Down she went, from her bedroom past her sitting room, on through the several flights that ran through the library, even past the kitchen. It wasn’t until she was near the Blank Room that finally, finally, something flickered in the corner of her vision. She stopped so fast she nearly slipped, which likely would not have been a good thing, even so close to the bottom floor.
Standing behind her–well, floating really–was not a man at all. Rather, it was the figure of a woman, devoid of color. Yet by all accounts she was still quite beautiful, with the lines on her face expressing many decades of life, perhaps even centuries. She wore a dress that covered everything but the tips of her slippers.
“You summoned me, child?” the ghost said with a slight frown.
Ella half-wished that the ghost had appeared in front of her, so that Ella herself might’ve been on the upper step. Even so, she squared her shoulders and tightened her grip on the note. “Who are you? Were you the one who kept me safe as a child? What do you know of this tower and the lands beyond it?”

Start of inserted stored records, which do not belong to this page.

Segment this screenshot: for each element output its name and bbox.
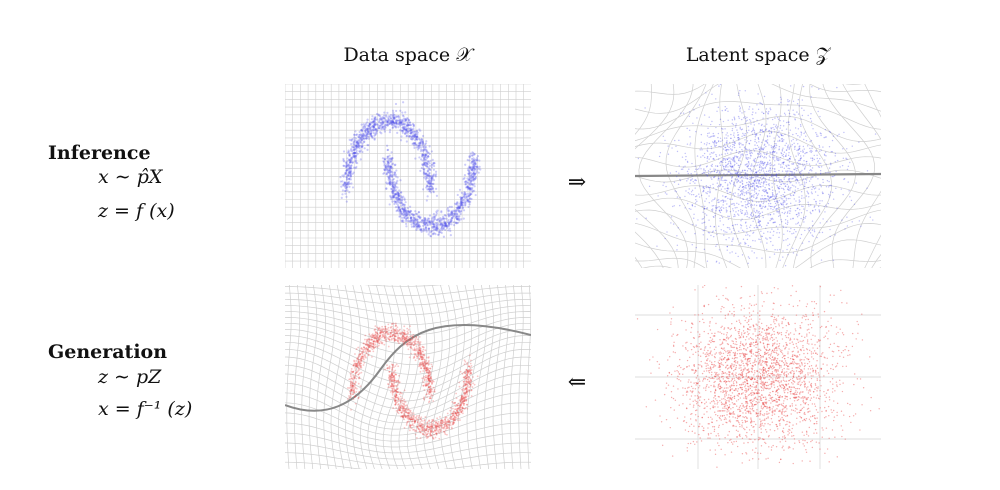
latent-space-title: Latent space 𝒵 xyxy=(685,44,831,66)
inference-latent-plot xyxy=(635,84,881,268)
generation-latent-panel xyxy=(635,285,881,469)
generation-formula-sample: z ∼ pZ xyxy=(98,366,162,388)
generation-data-plot xyxy=(285,285,531,469)
data-space-title: Data space 𝒳 xyxy=(343,44,473,66)
highlight-line xyxy=(635,172,881,178)
inference-formula-map: z = f (x) xyxy=(98,200,175,222)
inference-data-plot xyxy=(285,84,531,268)
inference-data-panel xyxy=(285,84,531,268)
sample-points xyxy=(339,101,482,238)
backward-arrow: ⇐ xyxy=(567,370,587,395)
generation-formula-map: x = f⁻¹ (z) xyxy=(98,398,193,420)
inference-latent-panel xyxy=(635,84,881,268)
warped-grid-lines xyxy=(285,285,531,469)
warped-grid-lines xyxy=(635,84,881,268)
sample-points xyxy=(636,84,877,267)
inference-title: Inference xyxy=(48,142,151,164)
highlight-line xyxy=(285,323,531,412)
sample-points xyxy=(636,285,880,468)
generation-latent-plot xyxy=(635,285,881,469)
forward-arrow: ⇒ xyxy=(567,170,587,195)
sample-points xyxy=(346,322,479,440)
grid-lines xyxy=(285,84,531,268)
generation-data-panel xyxy=(285,285,531,469)
inference-formula-sample: x ∼ p̂X xyxy=(98,166,163,188)
generation-title: Generation xyxy=(48,341,168,363)
grid-lines xyxy=(635,285,881,469)
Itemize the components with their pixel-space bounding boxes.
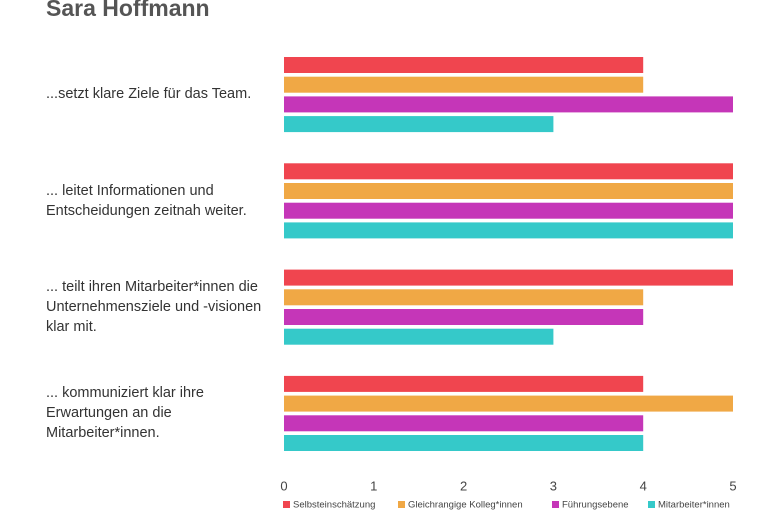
bar	[284, 435, 644, 451]
bar	[284, 375, 644, 392]
legend-swatch	[648, 501, 655, 508]
legend-swatch	[552, 501, 559, 508]
bar	[284, 309, 644, 325]
legend-label: Selbsteinschätzung	[293, 500, 375, 511]
legend-label: Gleichrangige Kolleg*innen	[408, 500, 523, 511]
bar	[284, 395, 733, 412]
x-tick-label: 5	[729, 478, 736, 493]
bar	[284, 415, 644, 432]
legend-label: Mitarbeiter*innen	[658, 500, 730, 511]
legend-label: Führungsebene	[562, 500, 629, 511]
bar	[284, 96, 733, 113]
bar	[284, 76, 644, 93]
x-tick-label: 4	[640, 478, 647, 493]
category-label: ...setzt klare Ziele für das Team.	[46, 86, 252, 103]
x-tick-label: 3	[550, 478, 557, 493]
category-label: ... teilt ihren Mitarbeiter*innen die Un…	[46, 279, 262, 335]
bar	[284, 269, 733, 286]
x-tick-label: 2	[460, 478, 467, 493]
category-label: ... kommuniziert klar ihre Erwartungen a…	[46, 385, 204, 442]
bar	[284, 222, 733, 239]
chart-title: Sara Hoffmann	[46, 0, 210, 21]
legend-swatch	[398, 501, 405, 508]
legend-swatch	[283, 501, 290, 508]
bar	[284, 328, 554, 345]
x-tick-label: 1	[370, 478, 377, 493]
bar	[284, 289, 644, 306]
bar	[284, 57, 644, 73]
x-tick-label: 0	[280, 478, 287, 493]
bar	[284, 202, 733, 219]
bar	[284, 163, 733, 180]
bar	[284, 116, 554, 133]
bar	[284, 183, 733, 199]
category-label: ... leitet Informationen und Entscheidun…	[46, 182, 247, 219]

“My name is Malayni do’Vera, and this tower was built for me. Many years ago, a fellow magician grew jealous of my abilities and created the perfect prison for a magician: a tower without a door, built by magic so that it may provide whatever the resident desires, save one thing–a way out. I should know, for I remained in this tower until the day I died. And it remained empty until one day a king had a child with the ability to create anything with a mere thought, and remembered the tower. Yes, Princess Ella. It was I who kept you safe and alive, for it seems that not even death can truly offer escape from this place.”
Ella did not know what to say. It felt like one time when she’d gotten careless on the steps and slid down several. When she’d caught herself, she found for a moment that she could not breathe. Even now, she felt like she could not breathe.

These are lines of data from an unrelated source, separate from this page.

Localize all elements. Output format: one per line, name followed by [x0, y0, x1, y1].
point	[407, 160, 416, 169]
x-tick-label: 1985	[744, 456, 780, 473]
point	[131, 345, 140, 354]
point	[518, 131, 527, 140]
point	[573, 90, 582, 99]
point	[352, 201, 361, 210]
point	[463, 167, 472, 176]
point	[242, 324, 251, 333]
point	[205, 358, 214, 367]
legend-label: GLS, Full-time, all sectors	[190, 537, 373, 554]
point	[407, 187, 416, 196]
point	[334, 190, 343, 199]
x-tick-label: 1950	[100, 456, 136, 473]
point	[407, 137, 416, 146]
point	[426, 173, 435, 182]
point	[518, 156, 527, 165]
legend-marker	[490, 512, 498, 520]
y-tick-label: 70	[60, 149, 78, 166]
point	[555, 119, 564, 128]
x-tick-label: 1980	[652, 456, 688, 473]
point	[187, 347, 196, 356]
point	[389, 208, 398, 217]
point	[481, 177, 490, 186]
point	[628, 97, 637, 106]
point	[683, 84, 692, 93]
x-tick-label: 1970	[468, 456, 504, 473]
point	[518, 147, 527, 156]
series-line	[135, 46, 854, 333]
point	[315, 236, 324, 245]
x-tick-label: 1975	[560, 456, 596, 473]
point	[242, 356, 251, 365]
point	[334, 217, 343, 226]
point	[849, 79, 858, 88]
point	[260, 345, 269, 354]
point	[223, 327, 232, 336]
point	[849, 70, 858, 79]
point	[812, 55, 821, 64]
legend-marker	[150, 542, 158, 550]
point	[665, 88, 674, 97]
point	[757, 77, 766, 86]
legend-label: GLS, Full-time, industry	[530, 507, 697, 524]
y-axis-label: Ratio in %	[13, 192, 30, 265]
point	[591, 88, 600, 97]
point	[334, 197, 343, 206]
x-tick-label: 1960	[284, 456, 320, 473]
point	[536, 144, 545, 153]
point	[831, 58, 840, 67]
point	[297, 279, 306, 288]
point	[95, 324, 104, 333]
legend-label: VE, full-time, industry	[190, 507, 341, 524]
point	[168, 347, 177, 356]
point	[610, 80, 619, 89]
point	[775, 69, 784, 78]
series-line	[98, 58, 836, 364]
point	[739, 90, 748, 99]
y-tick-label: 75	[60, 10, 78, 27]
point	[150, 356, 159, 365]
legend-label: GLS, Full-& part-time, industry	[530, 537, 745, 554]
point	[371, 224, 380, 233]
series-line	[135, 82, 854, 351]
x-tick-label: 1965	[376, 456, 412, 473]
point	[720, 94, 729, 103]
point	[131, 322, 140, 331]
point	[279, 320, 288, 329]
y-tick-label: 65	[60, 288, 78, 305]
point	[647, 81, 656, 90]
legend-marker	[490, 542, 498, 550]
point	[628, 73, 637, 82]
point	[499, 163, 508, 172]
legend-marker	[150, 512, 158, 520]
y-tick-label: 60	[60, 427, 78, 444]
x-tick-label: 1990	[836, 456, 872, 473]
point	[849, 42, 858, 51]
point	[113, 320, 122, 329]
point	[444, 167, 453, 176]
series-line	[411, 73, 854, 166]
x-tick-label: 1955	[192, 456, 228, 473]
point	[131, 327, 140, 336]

The tower was not her home. It was a place designed to keep her within. Her beautiful bedroom with its luscious pillows and soft blankets, her library of endless stacks of books, her Blank Room that had offered her another place to escape…the tower had made her happy so that she would not look too carefully at its lack of windows or doorways.
“I just want a door!” Ella shouted, pushing against the wall. “I want out of this tower!”
Had she been in her Blank Room, had this been one of her creations, the entire building would have collapsed around her. The tower did not even tremble.
“There is no way out, Ella,” the ghost said sadly.
“Then explain this!” Ella brandished the note. “I don’t know where they are, but they must be close. They were able to enter in order to put me here. They will find a way to come in again.” Then her eyes narrowed. “You’re part of the tower, aren’t you? You’re here to keep me in, same as the rest.”
“No. I would have you freed, at least, if it was possible but–“
“Then prove it.”
The ghost stood silently for several long minutes, staring curiously at Ella. Then, just as Ella was about to think the woman would never say another word, the ghost nodded. “I will search the tower. I will do this thing for you, young princess.”
Then the ghost of Malayni do’Vera faded to nothing at all.
After half a thought, Ella sped back up the steps, back towards the library. With any luck, it would have some information for her, whether of the tower, of Malayni do’Vera–and what she had done to get herself locked away, or perhaps even information on herself. She had a sister. A sister! The tower itself could not keep Ella from her, of that Ella was determined.